HLA-type-en crossmatchtestedit
CDC-assays worden gebruikt om een geschikte donor voor orgaan-of beenmergtransplantatie te vinden, namelijk donor met een passend fenotype van histocompatibiliteitssysteem HLA. In eerste instantie wordt HLA-typering gedaan voor patiënt en donor om hun HLA-fenotypen te bepalen. Wanneer potentieel geschikte paar wordt gevonden, crossmatch test wordt gedaan om uit te sluiten dat de patiënt produceert donor-specifieke anti-HLA antilichamen, die transplantaat afstoting kan veroorzaken.

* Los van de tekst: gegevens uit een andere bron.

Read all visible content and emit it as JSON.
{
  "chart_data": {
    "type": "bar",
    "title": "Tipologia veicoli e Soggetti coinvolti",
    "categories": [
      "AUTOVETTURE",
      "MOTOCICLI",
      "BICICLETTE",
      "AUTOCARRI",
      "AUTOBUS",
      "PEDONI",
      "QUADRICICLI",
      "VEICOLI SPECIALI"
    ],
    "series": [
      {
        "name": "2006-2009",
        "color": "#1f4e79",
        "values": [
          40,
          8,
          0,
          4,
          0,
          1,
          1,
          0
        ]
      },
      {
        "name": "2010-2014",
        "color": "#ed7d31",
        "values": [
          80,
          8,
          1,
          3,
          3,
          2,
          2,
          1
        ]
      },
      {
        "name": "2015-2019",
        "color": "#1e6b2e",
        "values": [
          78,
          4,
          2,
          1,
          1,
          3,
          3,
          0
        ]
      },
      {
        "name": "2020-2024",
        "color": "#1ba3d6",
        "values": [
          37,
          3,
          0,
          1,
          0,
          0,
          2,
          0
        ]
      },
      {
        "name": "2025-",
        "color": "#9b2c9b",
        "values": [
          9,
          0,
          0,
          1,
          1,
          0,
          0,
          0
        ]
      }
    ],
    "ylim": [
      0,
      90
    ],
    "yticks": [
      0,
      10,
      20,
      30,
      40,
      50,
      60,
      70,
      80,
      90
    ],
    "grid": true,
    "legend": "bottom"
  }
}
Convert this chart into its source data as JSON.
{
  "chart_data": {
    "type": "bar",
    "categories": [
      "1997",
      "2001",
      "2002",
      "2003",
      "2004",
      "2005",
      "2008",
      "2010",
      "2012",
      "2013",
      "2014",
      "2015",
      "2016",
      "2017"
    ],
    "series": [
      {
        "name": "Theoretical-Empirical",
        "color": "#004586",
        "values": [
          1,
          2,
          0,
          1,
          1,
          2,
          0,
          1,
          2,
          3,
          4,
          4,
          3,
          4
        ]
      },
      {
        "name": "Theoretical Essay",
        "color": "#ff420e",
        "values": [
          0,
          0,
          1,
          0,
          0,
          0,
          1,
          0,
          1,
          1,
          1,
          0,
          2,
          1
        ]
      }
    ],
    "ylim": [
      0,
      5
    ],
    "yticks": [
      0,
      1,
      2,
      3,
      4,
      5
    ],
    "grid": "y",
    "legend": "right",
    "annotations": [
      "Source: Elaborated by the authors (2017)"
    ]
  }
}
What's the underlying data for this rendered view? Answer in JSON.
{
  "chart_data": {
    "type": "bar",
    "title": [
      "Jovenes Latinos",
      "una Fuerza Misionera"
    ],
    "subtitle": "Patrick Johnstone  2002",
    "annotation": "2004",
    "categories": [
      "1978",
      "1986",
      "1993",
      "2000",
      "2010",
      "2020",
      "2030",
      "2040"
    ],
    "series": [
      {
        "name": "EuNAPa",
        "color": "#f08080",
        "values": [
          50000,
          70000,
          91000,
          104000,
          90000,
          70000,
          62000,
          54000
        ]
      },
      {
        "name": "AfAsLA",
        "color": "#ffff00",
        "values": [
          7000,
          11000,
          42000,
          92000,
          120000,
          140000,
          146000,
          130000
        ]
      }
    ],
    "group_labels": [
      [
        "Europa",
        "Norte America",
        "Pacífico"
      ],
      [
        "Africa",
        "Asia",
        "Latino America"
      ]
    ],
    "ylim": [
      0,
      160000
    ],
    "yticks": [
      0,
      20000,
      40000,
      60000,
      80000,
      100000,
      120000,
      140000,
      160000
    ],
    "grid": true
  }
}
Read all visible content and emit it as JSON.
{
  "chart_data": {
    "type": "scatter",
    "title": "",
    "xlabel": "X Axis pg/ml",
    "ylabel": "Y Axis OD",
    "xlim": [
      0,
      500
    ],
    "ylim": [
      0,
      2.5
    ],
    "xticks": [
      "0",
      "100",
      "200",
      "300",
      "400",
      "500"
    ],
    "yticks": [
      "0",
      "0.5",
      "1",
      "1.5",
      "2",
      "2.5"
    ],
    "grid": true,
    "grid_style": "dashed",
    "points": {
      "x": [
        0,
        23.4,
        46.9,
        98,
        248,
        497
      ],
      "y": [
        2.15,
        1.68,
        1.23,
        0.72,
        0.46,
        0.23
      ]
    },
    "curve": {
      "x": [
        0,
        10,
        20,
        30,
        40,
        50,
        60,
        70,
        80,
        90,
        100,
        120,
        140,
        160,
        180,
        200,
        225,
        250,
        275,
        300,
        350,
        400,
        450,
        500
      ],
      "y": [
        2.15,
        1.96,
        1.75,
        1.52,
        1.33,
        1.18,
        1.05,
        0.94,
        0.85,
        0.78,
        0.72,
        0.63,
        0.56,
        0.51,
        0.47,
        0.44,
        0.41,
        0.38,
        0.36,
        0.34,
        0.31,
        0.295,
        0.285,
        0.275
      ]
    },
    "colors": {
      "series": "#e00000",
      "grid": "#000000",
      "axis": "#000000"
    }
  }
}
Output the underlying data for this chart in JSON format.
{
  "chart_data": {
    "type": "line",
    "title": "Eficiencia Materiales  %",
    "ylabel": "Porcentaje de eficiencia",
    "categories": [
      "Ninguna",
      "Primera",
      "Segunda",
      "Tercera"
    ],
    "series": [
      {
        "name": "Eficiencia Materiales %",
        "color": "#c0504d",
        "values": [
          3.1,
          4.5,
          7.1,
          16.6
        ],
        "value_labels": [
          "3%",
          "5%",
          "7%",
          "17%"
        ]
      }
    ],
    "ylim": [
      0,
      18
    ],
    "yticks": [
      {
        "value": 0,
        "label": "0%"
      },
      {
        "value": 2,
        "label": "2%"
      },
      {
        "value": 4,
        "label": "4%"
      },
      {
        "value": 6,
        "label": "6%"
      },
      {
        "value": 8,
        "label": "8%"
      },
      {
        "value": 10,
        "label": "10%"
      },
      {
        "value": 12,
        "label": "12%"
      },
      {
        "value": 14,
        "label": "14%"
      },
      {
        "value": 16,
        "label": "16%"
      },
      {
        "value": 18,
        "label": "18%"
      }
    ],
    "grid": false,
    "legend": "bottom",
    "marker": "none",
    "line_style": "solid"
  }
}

CDC vorm van HLA-typering (met andere woorden serologische typering) maakt gebruik van batch anti-HLA-antilichamen van gekarakteriseerde allogene antisera of monoklonale antilichamen. Deze antilichamen worden één voor één geïncubeerd met lymfocyten van de patiënt of donor en bron van aanvulling. De hoeveelheid dode cellen (en dus het positieve resultaat) wordt gemeten door dode of levende cellen die bevlekken. Tegenwoordig wordt CDC het typen vervangen door het moleculaire typen, dat nucleotideopeenvolgingen van HLA molecules via PCR kan identificeren.
CDC-test wordt gewoonlijk gebruikt voor het uitvoeren van crossmatch-test. De basisversie omvat incubatie van het serum van de patiënt met donorlymfocyten en tweede incubatie na het toevoegen van konijnencomplement. Aanwezigheid van dode cel (positieve test) betekent dat donor niet geschikt is voor deze specifieke patiënt. Er zijn wijzigingen beschikbaar om de testgevoeligheid te verhogen, waaronder verlenging van de minimale incubatietijd, het toevoegen van antihuman globuline (AHG), het verwijderen van ongebonden antilichamen vóór het toevoegen van aanvulling, scheiding van T-cel en B-cel subset. Naast CDC crossmatch is er flow-cytometrische crossmatch beschikbaar, die gevoeliger is en zelfs niet-activerende antilichamen kan detecteren.